One tool we utilize is View The Space (VTS Hightower), a software that is designed to coordinate leasing workflow into a unified, accessible platform that clients can use to get real-time updates. Potential tenants can use VTS to evaluate properties, including a comprehensive financial analysis. At the opposite end of the leasing spectrum, landlords can take a look at who has viewed a given property, and can get an up-to-the-minute update of the status of deals that are in progress. Needless to say, this level of transparency and utility in an industry where information is currency and updates can be extremely time-sensitive facilitates more informed decision-making.

Other popular and effective tools include programs like Buildout, a tool that greatly streamlines and synthesizes the property marketing process, use of Drone footage as a marketing tool and August Smart Locks and other smart lock technology that greatly alleviates security concerns and logistical headaches by providing users with a unique virtual key through their smart phone that they can use to access a locked space.

Tech has played an increasingly prominent role in my own work: NAI Farbman has made extensive use of a proprietary custom-designed app that makes it possible for clients and team members alike to review Farbman Group properties. Like growing numbers of real estate companies, we also use new tech tools to give clients a detailed view of our properties without having to actually visit the space. In addition, we use FastOffice, a tool that allows us to create live space plans that integrate furniture and 3D renderings.

Other tech tools taking off include:

  • Honest Buildings, a program that ensures competitive bidding and coordinates consistent parameters between a host of different vendors. Documents can be posted online to ensure that everyone is on the same page, and Honest Buildings eliminates the disparities and inefficiencies that come with different deadlines, timelines and inconsistent submissions.
  • ProLease, tenant representative lease administration software that monitors existing owned and leased spaces, as well as leases that will soon be up for renewal. ProLease and other similar tools offer users detailed financial information.
  • Liquid Space, a platform that posts available space on a per-day and even per-hour basis­–maximizing the value of assets that are underutilized or unleased. Users can access a central database so that anyone looking for a specific category of space on a short-term basis can find a solution.

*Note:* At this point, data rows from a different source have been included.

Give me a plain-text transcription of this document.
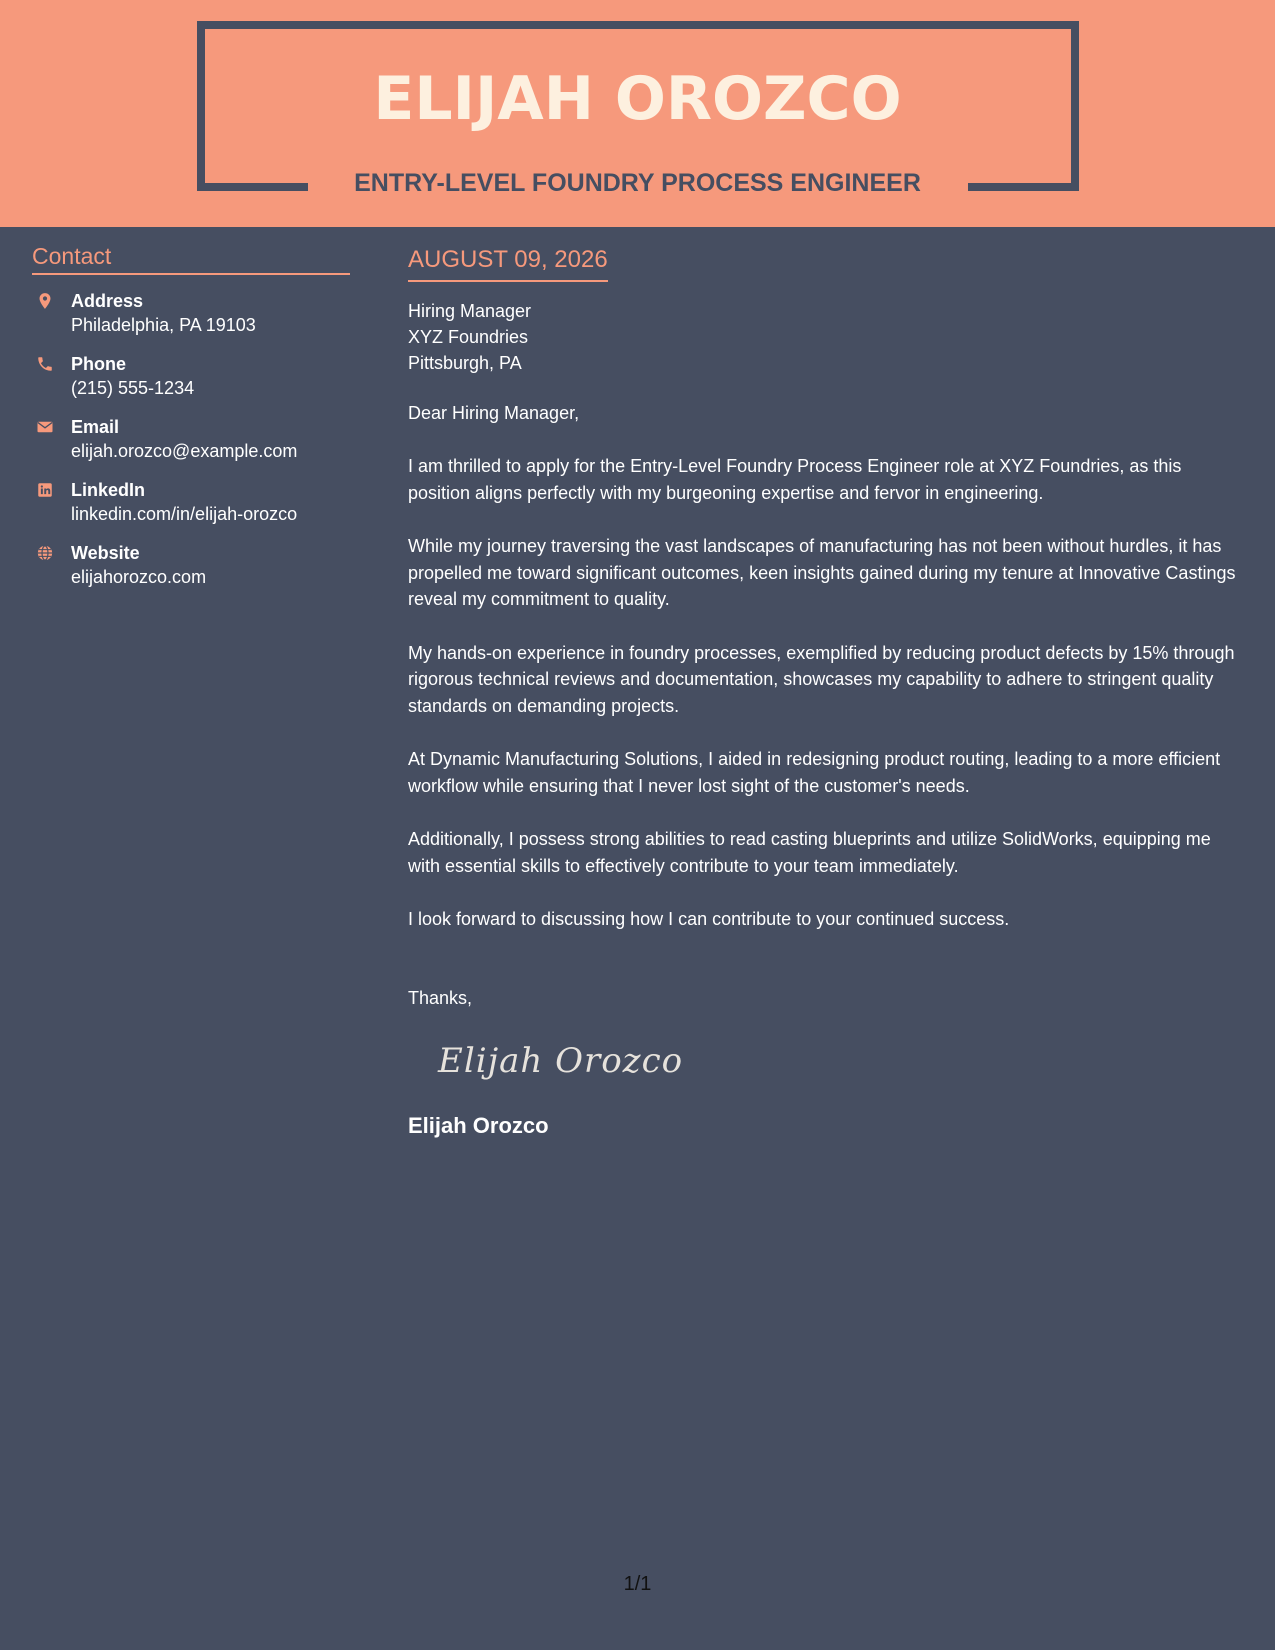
ELIJAH OROZCO
ENTRY-LEVEL FOUNDRY PROCESS ENGINEER
Contact
Address
Philadelphia, PA 19103
Phone
(215) 555-1234
Email
elijah.orozco@example.com
LinkedIn
linkedin.com/in/elijah-orozco
Website
elijahorozco.com
AUGUST 09, 2026
Hiring Manager
XYZ Foundries
Pittsburgh, PA
Dear Hiring Manager,
I am thrilled to apply for the Entry-Level Foundry Process Engineer role at XYZ Foundries, as this position aligns perfectly with my burgeoning expertise and fervor in engineering.
While my journey traversing the vast landscapes of manufacturing has not been without hurdles, it has propelled me toward significant outcomes, keen insights gained during my tenure at Innovative Castings reveal my commitment to quality.
My hands-on experience in foundry processes, exemplified by reducing product defects by 15% through rigorous technical reviews and documentation, showcases my capability to adhere to stringent quality standards on demanding projects.
At Dynamic Manufacturing Solutions, I aided in redesigning product routing, leading to a more efficient workflow while ensuring that I never lost sight of the customer's needs.
Additionally, I possess strong abilities to read casting blueprints and utilize SolidWorks, equipping me with essential skills to effectively contribute to your team immediately.
I look forward to discussing how I can contribute to your continued success.
Thanks,
Elijah Orozco
Elijah Orozco
1/1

It isn’t just client-facing tools that we rely on, our in-house tech occupies an increasingly prominent niche in our professional ecosystem. We have replaced basic reporting software that had limited functionality with powerful and intuitive new tech-driven systems. As a result, instead of monthly reports, we can view real-time information about our finances and operations and generate up-to-date reports on-demand. Tech helps us educate and communicate not only with our team and with clients, but with the general public, through regular podcasts.

The next step

While the current state of real estate tech is somewhat of a Wild West, with new companies, new ideas and new tools popping up seemingly daily, I expect that dynamic to evolve going forward. While the pace of innovation will remain high, we will likely see some consolidation within the industry as successful tech companies merge and some competitors fall away. I also think we will see the commercial real estate industry’s relatively newfound enthusiasm for tech continue to grow, as well.

Commercial real estate professionals have experienced firsthand how much of a difference the right tech tools can make. In a competitive industry, there is little reason to doubt that the difference-making power of technology will be embraced wholeheartedly. At the same time, I think we are really only just scratching the surface when it comes to introducing tech to the world of real estate. More transformative commercial real estate solutions are on the horizon, and real estate professionals who want to leverage those tools in exciting new ways would be wise to keep their finger on the tech pulse.

Andy Gutman is president of Southfield, Michigan-based Farbman Group.